Unfortunately, there isn’t really any one way to come out. Different relationships benefit from different interactions and you can’t really control how people will react. Sometimes a simple “I’m trans” is all that’s needed. Other times, you may need to prepare yourself for intensive questioning. And as painful as it is, sometimes no matter how we give the news the person on the other end will be completely unreceptive.
Whatever the situation may be, coming out is hard and requires a lot of thought.
A trans person should consider the following things:
- Do you have a safety net?
- If you’re living with someone who may react negatively to your coming out, do you have another place to stay? If not, do you know what local shelters are nearby and if they can provide assistance to you? Do you have a vehicle you could sleep in otherwise?
- Can you take care of yourself financially? Have enough money for your necessities? If not, do you know any programs that can assist you? Are you familiar with your local food and/or clothing banks?
- How strong is your support system? Are you connected with a community that consistently encourages you? Do you have a therapist or have access to enough mental health resources to substitute?

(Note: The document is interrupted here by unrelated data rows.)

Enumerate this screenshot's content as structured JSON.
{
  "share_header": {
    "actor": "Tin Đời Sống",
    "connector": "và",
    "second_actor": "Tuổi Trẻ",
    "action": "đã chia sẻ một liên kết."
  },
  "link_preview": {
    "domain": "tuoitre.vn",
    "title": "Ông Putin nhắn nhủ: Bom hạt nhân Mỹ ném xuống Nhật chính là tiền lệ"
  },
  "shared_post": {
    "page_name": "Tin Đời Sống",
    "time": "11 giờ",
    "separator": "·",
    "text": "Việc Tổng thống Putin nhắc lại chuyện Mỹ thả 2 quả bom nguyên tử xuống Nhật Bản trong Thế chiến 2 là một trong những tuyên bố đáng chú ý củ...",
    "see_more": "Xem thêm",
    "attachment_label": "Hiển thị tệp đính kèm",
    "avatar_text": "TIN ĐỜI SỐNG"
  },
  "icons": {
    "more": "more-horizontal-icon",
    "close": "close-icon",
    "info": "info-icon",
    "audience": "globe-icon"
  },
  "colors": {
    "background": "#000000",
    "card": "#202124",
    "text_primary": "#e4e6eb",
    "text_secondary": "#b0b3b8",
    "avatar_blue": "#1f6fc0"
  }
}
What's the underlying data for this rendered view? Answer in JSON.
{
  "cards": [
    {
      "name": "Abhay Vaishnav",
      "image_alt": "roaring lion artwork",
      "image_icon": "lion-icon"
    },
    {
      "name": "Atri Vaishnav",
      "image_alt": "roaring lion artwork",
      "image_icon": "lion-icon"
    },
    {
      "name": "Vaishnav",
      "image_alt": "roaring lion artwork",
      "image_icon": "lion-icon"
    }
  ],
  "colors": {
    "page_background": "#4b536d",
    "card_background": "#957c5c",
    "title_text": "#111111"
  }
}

- What is your relationship to the party you are coming out to?
- Try to start with people who you feel might celebrate and encourage your coming out. This person can hype you up, and give you the confidence you need to face the next party. They can also help advocate when you deal with people who aren’t as receptive.
- If you have a friend that is prone to gossip, are you comfortable with them possibly spilling your coming out? If not, probably save coming out to them for later.
- What tone do you feel this person will best respond to? If it’s a closer relationship you might want a more serious and in-depth conversation, but if it’s with a fellow trans person you may find it best to just casually drop your coming out into conversation.
- Unsure how a person may react? You can put some feelers out by mentioning something featuring a trans character, or by discussing a trans rights issue, or even by sharing your own feelings in the context of “a friend” (“I have a friend who is thinking about coming out as trans to their loved one”).
- Is there anything going on in this person’s life that may impede upon their ability to listen to your coming out?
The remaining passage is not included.